Where on their previous two records the band focused heavily on arrangements, structure, and editing, on Man Of The World they channeled a more natural, easy-going vibe. They recorded the album in Hawaii with long-time friend — the king of all things laid-back—Jack Johnson. Johnson, whose Brushfire Records signed ALO for this album, contributed not only his production savvy, but also served as a lyricist and instrumentalist. “Jack was there every day, all day long,” Brogan says, adding that most producers are more invested financially than creatively in a band’s album. “He’s a really good drummer, a really good backbeat player, and probably the best tambourine player I’ve ever seen. If a tambourine track came up, I’d be like, ‘Dude, you play it.’” Brogan credits Johnson’s rhythmic chops to his background as a guitarist. “He plays the backbeat with that guitar hand, and there’s not much change from guitar to tambourine,” he says. “Jack was a really big rhythmic influence on this album.” And that’s easy to hear on tracks like “Put Away The Past,” a Brogan original, framed by a bouncy, piano-driven 4/4 beat reminiscent of Johnson’s “If I Had Eyes.”
But it wasn’t just Santa Barbara’s sweetheart and his studio in Oahu that coaxed the mellow out of ALO. In fact, Hawaii had little to do with it — if anything at all. The band scrapped plans to record the album on tape when they realized the island humidity had ruined the tapes’ magnetic strips. And anyway, there wasn’t much time for Mai Tais and long walks on the beach.

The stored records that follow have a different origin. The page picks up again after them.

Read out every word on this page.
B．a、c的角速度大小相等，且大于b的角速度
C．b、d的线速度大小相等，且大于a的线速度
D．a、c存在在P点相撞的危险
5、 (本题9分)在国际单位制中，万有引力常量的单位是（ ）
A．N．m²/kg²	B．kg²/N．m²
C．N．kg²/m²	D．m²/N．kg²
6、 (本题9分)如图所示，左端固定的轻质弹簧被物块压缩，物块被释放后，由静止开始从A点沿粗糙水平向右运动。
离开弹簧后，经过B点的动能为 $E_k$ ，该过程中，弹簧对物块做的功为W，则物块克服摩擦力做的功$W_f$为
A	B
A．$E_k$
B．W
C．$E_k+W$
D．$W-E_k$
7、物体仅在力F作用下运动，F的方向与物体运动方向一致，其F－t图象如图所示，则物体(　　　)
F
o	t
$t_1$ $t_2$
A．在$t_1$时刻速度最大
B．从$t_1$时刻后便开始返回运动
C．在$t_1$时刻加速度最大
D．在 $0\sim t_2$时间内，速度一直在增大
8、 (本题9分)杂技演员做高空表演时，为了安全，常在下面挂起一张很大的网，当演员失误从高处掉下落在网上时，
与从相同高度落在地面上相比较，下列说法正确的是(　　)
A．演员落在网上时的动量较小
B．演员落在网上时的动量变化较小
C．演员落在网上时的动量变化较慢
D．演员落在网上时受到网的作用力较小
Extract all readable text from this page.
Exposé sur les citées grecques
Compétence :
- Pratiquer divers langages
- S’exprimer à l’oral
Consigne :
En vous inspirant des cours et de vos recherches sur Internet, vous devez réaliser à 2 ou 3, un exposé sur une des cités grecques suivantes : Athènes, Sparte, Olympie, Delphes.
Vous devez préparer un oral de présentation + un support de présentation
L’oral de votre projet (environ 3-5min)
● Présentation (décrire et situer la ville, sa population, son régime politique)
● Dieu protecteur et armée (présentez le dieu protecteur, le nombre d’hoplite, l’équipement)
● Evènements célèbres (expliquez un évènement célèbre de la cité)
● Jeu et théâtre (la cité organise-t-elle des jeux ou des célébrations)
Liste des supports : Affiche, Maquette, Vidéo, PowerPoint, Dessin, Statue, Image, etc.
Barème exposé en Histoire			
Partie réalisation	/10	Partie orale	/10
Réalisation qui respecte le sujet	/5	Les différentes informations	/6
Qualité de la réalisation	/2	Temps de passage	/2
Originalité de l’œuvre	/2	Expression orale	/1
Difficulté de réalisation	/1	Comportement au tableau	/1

“We were such studio rats,” Brogan says. “We were locked up for 12 hours a day. We weren’t really gazing down at the surf while we tracked.” Instead, the quartet was in the same room recording as a unit. Brogan says this gave the band a more honest and emotional sound, part of what ALO has been working toward since their 2004 release, Fly Between Falls. The best example of the band’s cohesion is on the opener, “Suspended,” recorded in just one take. “It was very natural,” Brogan says. “We didn’t do a lot of prearranging, we were all in the same room together, and it’s a very honest recording. What we got from that was something really powerful.”
After the album was recorded, ALO tested the new material on live audiences as they hit the road for a three-month tour, which is when Brogan says he was truly in the zone. “When I’m 10 or 15 shows into a tour, that’s when I feel unstoppable,” he says. “Your comfort level is at 100 percent.” Plus, the band spent the last third of their tour with Stanton Moore and Galactic. “It was fun to observe and report on Stanton,” Brogan says. “It was like a free clinic every night. During soundcheck one night, he had the snare drum turned over and was playing on top of the snares and then doing a backbeat on ... I don’t even know! It was something completely off the wall, but I’m gonna steal a bunch of stuff from him!”